I like to eat lunch at a local national sandwich shop. Every time I order, they ask if I am a rewards member and I say no. I decided to check the program and found in their terms and conditions an indemnification clause requiring I defend and hold them harmless from any loss they sustain while I am in their store. I declined to do so. There is no option to negotiate terms. I think that was called in law school an “adhesion” clause. Some years ago my wife and I made an offer to buy a small vacation home. We signed a standard real estate offer contract. The selling agent came back with additional clauses the seller required as the property had been the subject of a federal loan foreclosure. One of the clauses required us to indemnify and hold the federal government harmless for any loss associated with the foreclosure action. What? The selling agent assured us that “everyone” signs such clauses with no problem. We declined. Last year some friends asked us to accompany them on a European river boat cruise. Included in the terms and conditions was an indemnification and hold harmless clause for any loss the company incurred while we were on their boat. We declined that and did not take the trip.

I have refereed soccer for over 40 years. The Florida High School Athletic Association requires all such referees to belong to a licensed association and for that association to have contracts with schools served. This past fall, the president of our local association called and asked me to look at a contract he received from a North Florida county school board. The contract included clauses requiring the association to carry liability insurance (which we do) but also that the association would indemnify and hold the school board harmless from any loss or action that arose while our referees were at their field. We declined to so agree. They asked that we have an attorney review the situation. I did and said that this was an adhesion clause and the school board should be ashamed of including such a clause in this agreement. After almost two months of back and forth, the school board eventually agreed to delete the indemnification clause. In this case, we had some negotiating power as the school in question would otherwise have no referees for their home games.

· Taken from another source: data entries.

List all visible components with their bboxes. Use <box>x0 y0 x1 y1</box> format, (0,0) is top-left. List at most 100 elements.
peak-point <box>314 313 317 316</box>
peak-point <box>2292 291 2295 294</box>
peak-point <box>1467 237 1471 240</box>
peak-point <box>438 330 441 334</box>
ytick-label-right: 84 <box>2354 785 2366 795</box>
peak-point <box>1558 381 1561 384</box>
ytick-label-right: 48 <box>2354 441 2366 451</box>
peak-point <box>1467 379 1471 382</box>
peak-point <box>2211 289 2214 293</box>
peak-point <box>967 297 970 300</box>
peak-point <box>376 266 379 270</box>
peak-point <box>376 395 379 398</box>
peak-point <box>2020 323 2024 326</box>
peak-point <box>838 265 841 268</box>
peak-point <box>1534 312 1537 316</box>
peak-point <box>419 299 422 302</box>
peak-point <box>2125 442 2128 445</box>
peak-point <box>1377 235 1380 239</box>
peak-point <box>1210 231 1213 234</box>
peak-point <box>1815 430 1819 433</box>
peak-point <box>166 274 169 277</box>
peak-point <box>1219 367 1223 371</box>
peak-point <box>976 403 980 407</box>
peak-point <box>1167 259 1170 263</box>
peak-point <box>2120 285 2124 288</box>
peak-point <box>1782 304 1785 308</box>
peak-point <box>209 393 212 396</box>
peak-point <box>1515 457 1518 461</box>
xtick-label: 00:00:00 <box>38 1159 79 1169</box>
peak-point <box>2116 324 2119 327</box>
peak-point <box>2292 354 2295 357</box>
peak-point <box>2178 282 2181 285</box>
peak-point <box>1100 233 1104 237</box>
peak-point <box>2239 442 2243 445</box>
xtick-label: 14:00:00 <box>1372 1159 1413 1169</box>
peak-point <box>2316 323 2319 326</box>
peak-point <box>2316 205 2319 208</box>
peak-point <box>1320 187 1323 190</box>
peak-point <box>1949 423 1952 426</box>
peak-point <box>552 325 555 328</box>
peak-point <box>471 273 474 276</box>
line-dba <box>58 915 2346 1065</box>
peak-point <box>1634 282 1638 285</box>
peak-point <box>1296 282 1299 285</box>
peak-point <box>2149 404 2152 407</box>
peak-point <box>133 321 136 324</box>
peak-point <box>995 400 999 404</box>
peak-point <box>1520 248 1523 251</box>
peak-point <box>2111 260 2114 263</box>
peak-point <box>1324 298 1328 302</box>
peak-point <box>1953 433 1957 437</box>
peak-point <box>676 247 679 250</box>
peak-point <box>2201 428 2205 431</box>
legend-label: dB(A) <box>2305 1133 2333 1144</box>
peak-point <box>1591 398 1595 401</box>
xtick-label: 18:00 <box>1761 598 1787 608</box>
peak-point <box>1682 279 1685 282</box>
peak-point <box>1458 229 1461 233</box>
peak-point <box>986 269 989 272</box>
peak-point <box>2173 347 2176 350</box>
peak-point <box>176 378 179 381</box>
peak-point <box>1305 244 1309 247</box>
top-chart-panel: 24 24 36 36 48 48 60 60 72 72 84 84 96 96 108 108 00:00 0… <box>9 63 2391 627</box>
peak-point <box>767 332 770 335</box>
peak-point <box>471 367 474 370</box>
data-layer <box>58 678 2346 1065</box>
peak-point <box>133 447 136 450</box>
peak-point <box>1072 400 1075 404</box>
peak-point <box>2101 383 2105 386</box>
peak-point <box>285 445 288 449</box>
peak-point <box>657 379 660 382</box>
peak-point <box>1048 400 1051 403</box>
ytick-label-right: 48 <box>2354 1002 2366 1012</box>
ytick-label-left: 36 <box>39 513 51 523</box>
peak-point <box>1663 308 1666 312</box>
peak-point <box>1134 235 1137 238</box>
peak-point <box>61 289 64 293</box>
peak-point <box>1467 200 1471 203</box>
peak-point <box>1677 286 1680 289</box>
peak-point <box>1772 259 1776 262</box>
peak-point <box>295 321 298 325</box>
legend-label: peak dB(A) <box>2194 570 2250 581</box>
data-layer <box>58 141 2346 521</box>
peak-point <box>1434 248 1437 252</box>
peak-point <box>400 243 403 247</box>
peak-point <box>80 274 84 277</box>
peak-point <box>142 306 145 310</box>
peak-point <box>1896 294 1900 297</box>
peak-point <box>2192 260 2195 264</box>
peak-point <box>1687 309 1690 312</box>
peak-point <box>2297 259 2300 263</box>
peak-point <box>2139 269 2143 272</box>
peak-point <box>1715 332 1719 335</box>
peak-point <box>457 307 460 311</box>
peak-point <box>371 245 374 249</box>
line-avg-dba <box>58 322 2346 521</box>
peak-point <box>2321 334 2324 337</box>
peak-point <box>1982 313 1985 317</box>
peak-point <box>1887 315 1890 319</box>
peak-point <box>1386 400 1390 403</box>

I can only assume there are a lot of lazy contract administrators out there drafting these clauses, which no one reads before agreeing. I doubt many judges would enforce such clauses against average citizens, but what about against attorneys who ought to know better?

Bruce Hoffman
Gainesville

Retirement

Yes, let’s talk respectfully about retirement or inactive status as a lawyer. Many Florida lawyers who retire or request inactive status are not rolling in dough. Indeed there are lawyers who only practice poverty law. But still, whether rich or poor, former partner in a large law firm or a single practitioner of little means, all members pay the same annual inactive member fees of $175.
But, with all due respect to The Florida Bar, which is such an outstandingly good organization for the cause of justice and the rule of law, exceptions should be made for poor lawyers whose sole income is from the Social Security Administration.

Equity means just that and equality before the law demands other than one suit (no pun at all intended) suits (no pun, too) all!

This is not at all asking for the impossible and may even encourage more law students to pursue a career in helping those without the financial means to afford even one lawyer let alone two or three or more or what the ABA calls “the justice gap.” And it is growing, not shrinking, becoming even more of a widening giant gap or chasm deep and deepening.

Of course, all active, retired, and inactive members should pay annual fees to our great and noble Florida Bar but as the parlance goes, “give us a break,” please.